Rehberimiz başladı anlatmaya;
“1700 ‘lü yıllarda,Devlet büyüklerimiz Türkiye’den İstanbul’a yakın bir kasabanın köylerinden örnek çiftçileri davet etmiş. Ketenin çok ekildiği ve denize kıyısı da olan bir kasabaymış burası. Onlar bize öğretmişler ekmeyi, biçmeyi ve işlemeyi. Gerçekten ülkemizde keten tarımı çok canlı bir şekilde yapılmaya devam ediyor. Hatta ketenle ilgili bir fabrikamız bile var.Ülke dışına keten bezi ihraç ediyoruz. Dolayısıyla o yıllar da Osmanlı Çiftçilerinin gelip, bizlere örnek olmasını da unutmuyoruz ve onlara teşekkür borcumuz var.” dedi.
Gerçekten duygulanmıştım!
Kandıra’nın köylerinden kalk, beyaz Rusya’ya da keteni anlat. Keteni ekmeyi, biçmeyi ve bez haline gelişini Ruslara öğret. Ecdadımızla gurur duydum.
Bu kahramanlar az değil.
Kandıra Bestiller köyünden, Bekirdere Bakkal Şevketlerin babalarının yaptığı ve kullandığı dikiş makinesini de,bizzat gözlerimle görmüştüm.
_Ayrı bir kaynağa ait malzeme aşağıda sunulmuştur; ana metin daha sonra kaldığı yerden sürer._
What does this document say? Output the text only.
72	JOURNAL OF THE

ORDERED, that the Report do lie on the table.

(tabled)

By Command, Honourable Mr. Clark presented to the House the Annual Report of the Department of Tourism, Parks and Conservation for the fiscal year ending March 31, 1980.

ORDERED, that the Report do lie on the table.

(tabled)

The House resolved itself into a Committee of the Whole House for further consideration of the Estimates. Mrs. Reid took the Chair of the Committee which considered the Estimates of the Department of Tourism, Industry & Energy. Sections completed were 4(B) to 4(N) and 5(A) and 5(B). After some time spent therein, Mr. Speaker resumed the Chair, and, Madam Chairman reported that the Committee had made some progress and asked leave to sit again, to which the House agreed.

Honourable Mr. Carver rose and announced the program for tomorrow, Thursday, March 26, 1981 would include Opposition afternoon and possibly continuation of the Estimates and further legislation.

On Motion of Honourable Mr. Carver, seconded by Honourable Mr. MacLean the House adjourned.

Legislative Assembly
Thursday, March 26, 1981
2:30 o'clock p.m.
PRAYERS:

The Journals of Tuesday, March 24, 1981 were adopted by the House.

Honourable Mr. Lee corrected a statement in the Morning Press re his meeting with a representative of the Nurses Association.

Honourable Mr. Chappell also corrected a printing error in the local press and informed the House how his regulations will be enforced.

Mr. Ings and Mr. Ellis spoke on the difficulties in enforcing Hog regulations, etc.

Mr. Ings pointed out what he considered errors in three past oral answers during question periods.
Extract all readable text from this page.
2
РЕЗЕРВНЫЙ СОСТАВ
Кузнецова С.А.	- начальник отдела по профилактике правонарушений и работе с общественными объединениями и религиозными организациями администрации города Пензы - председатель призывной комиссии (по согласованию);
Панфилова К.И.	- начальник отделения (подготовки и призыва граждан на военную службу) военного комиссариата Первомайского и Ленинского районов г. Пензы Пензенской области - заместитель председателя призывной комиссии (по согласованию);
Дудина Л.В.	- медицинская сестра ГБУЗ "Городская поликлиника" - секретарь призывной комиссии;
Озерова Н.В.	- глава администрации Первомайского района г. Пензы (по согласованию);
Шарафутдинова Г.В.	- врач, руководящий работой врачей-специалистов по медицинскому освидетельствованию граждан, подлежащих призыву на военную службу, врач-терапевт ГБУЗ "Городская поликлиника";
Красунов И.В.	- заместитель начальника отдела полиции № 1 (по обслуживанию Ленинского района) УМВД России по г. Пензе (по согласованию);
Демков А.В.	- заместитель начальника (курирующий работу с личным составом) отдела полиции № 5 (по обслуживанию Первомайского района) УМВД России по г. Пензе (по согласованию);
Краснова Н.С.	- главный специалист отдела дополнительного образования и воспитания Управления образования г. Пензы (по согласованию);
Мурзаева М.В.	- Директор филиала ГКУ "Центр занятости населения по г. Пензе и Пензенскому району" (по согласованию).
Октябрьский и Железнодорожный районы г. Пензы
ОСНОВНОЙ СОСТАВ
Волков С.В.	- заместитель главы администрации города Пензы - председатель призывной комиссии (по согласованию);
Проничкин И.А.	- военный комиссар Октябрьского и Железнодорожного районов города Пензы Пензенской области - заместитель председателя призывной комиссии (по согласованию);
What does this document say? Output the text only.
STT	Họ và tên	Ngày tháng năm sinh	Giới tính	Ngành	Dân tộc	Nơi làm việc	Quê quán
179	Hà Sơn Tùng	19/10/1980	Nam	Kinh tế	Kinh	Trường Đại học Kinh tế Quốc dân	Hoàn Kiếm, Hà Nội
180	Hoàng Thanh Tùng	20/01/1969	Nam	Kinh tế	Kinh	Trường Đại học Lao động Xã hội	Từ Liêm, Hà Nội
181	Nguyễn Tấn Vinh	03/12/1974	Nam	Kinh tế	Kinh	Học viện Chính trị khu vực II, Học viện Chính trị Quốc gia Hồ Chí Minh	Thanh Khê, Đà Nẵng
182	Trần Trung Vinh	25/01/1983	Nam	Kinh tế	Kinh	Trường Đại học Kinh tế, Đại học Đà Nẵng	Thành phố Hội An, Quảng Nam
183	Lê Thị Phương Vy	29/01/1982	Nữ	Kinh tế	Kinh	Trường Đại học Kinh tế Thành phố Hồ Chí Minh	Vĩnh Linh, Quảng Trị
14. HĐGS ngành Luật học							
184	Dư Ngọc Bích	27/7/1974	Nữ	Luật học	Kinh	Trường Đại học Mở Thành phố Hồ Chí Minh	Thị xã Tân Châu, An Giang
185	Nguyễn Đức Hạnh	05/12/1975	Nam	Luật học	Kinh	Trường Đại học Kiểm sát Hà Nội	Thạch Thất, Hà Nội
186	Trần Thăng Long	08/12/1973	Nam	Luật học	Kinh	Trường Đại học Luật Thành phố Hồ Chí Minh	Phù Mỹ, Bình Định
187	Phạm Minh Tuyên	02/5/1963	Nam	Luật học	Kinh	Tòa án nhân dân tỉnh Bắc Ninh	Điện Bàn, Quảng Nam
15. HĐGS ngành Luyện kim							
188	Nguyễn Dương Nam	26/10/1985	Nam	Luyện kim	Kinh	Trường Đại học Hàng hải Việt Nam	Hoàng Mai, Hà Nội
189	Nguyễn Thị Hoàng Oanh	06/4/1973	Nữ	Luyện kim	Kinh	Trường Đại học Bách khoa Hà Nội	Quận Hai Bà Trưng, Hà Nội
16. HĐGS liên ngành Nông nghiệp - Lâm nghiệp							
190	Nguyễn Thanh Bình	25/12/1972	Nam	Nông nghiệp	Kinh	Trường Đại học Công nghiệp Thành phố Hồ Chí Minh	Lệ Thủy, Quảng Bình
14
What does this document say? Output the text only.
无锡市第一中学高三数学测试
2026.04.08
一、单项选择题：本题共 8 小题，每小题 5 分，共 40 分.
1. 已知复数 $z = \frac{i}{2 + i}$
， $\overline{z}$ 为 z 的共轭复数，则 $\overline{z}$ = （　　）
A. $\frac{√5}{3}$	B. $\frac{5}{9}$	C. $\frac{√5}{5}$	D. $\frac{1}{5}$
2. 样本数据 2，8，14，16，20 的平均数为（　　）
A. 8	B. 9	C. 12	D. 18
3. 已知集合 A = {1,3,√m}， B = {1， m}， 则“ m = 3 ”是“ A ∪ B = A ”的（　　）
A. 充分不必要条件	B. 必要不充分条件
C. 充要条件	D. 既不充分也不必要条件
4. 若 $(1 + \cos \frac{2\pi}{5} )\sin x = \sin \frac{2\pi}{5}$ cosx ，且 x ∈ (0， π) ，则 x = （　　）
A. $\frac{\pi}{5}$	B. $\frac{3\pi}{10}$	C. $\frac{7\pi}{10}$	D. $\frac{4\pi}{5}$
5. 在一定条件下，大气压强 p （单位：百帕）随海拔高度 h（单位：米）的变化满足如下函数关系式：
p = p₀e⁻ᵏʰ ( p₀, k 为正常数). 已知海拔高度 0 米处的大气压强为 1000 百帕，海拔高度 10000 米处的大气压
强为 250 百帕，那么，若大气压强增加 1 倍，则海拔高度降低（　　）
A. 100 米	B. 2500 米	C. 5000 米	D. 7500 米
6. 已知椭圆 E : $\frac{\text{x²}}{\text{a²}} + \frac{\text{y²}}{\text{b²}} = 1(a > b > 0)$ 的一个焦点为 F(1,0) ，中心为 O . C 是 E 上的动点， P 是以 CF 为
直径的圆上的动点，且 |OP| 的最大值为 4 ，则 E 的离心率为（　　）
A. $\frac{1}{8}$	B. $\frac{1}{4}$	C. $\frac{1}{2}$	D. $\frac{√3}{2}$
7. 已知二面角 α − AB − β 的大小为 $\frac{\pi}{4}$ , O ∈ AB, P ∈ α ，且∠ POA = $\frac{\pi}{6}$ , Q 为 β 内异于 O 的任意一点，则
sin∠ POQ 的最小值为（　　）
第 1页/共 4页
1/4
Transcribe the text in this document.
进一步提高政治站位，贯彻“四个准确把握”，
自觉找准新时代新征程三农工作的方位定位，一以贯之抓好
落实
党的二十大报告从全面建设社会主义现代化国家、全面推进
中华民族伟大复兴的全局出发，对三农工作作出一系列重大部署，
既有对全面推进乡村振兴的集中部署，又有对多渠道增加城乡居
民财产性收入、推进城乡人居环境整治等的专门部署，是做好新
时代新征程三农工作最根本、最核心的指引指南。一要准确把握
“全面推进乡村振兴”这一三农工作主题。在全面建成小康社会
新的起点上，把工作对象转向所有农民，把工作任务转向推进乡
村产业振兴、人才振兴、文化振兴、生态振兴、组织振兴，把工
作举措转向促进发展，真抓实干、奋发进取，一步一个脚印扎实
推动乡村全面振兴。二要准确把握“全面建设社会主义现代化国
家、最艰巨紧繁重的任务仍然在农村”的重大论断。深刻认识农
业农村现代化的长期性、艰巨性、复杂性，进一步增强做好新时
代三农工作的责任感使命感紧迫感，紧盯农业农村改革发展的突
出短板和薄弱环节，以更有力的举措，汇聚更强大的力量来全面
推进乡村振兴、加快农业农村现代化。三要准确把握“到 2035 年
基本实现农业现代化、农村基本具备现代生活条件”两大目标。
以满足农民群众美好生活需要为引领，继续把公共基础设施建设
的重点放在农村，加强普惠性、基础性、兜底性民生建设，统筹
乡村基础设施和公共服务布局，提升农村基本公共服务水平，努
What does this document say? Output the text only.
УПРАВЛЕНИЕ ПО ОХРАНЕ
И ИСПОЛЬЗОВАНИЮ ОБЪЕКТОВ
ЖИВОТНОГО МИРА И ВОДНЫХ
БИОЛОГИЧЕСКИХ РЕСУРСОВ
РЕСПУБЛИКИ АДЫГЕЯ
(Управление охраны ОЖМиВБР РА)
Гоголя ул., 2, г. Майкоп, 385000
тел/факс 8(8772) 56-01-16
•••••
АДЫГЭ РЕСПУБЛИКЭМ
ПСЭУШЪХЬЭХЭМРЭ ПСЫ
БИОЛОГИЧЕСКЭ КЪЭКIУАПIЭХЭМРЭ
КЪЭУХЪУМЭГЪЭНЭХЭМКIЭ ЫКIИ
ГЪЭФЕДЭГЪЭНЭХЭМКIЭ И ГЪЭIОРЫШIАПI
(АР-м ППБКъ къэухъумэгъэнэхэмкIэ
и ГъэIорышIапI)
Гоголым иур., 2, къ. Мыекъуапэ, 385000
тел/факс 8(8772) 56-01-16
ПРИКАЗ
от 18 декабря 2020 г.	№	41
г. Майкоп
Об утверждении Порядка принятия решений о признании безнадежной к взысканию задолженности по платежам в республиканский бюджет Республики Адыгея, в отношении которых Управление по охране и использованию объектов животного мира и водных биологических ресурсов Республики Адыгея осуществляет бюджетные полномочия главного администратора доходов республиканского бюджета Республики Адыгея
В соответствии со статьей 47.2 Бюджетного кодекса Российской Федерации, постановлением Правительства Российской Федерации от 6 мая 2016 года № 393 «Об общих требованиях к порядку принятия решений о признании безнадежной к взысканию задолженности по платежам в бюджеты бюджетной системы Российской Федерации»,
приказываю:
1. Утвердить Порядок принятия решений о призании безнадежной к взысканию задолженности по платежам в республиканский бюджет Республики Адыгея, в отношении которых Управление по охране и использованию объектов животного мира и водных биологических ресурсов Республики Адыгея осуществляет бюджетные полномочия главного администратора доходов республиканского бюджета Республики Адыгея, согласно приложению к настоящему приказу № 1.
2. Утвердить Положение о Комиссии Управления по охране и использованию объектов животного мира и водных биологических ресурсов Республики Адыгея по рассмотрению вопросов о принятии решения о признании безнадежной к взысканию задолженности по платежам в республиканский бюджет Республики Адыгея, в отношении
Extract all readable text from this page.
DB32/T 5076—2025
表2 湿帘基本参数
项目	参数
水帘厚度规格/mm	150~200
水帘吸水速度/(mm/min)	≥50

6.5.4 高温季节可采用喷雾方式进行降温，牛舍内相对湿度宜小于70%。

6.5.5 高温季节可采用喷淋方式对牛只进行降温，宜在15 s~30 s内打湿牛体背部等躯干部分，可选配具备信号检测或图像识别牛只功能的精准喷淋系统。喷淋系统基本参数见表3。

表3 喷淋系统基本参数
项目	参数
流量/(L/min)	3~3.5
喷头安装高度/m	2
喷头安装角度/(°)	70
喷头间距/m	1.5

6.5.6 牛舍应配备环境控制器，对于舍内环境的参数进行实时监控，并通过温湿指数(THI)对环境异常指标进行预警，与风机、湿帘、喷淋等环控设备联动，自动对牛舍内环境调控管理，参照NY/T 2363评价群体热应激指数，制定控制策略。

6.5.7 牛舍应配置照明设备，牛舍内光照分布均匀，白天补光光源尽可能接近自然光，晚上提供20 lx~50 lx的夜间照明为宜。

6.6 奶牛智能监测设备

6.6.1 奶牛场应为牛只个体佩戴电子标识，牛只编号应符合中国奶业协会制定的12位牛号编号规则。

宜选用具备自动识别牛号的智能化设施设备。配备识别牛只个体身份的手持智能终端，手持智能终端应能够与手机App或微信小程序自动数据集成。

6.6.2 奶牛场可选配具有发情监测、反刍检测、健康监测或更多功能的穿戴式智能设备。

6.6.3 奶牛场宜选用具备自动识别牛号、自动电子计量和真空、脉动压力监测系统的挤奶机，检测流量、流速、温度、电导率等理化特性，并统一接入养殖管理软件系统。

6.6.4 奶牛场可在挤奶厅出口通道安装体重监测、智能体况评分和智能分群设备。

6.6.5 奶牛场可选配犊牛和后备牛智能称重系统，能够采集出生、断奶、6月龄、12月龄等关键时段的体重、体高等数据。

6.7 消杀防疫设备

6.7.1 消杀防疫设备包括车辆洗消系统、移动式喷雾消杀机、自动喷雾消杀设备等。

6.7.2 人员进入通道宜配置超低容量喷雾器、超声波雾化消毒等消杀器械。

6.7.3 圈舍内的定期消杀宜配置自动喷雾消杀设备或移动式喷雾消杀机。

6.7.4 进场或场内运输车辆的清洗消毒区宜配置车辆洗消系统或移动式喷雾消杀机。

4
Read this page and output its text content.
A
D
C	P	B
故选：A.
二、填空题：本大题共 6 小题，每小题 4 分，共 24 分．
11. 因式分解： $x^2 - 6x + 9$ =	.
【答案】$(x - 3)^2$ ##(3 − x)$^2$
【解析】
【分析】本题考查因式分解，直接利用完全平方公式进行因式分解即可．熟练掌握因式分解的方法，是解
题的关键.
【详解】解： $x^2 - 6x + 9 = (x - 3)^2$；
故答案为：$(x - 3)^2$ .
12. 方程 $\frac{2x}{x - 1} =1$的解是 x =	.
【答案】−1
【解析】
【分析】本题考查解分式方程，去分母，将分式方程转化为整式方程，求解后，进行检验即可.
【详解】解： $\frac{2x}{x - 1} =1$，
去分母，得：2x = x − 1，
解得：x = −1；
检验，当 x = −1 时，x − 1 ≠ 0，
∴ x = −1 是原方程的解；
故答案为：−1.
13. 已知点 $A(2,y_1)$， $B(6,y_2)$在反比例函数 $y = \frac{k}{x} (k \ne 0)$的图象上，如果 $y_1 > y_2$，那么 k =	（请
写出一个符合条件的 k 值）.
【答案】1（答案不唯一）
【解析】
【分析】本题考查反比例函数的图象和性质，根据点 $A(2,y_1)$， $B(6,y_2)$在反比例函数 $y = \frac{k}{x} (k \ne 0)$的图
Belki de hala duruyordur.
İnanın,Belarus müzesindeki mengenez’ler, çıkrık’lar, iğ’ler, arşak’lar ve dokuma tezgahları(düzenler) bizim köydekilerle tıpa tıp aynı.
Kısaca; Beyaz Ruslara keteni öğretmişiz, onlar fabrikaya geçmişler, ihracatını yapıyorlar.
Bizde, keten ekimini unuttuk, mengenez’ler, çıkrık’lar, tokmak ve düzenlerimiz ya evin altında çürüdü, ya da onları odun olarak yaktık.
Şimdilerde ise;
Keten bezlerimiz ve giysiler,gocaanalarımızın ve analarımızın sandığının dibinde, ketenin tohumları da şimdilik aktarlarda.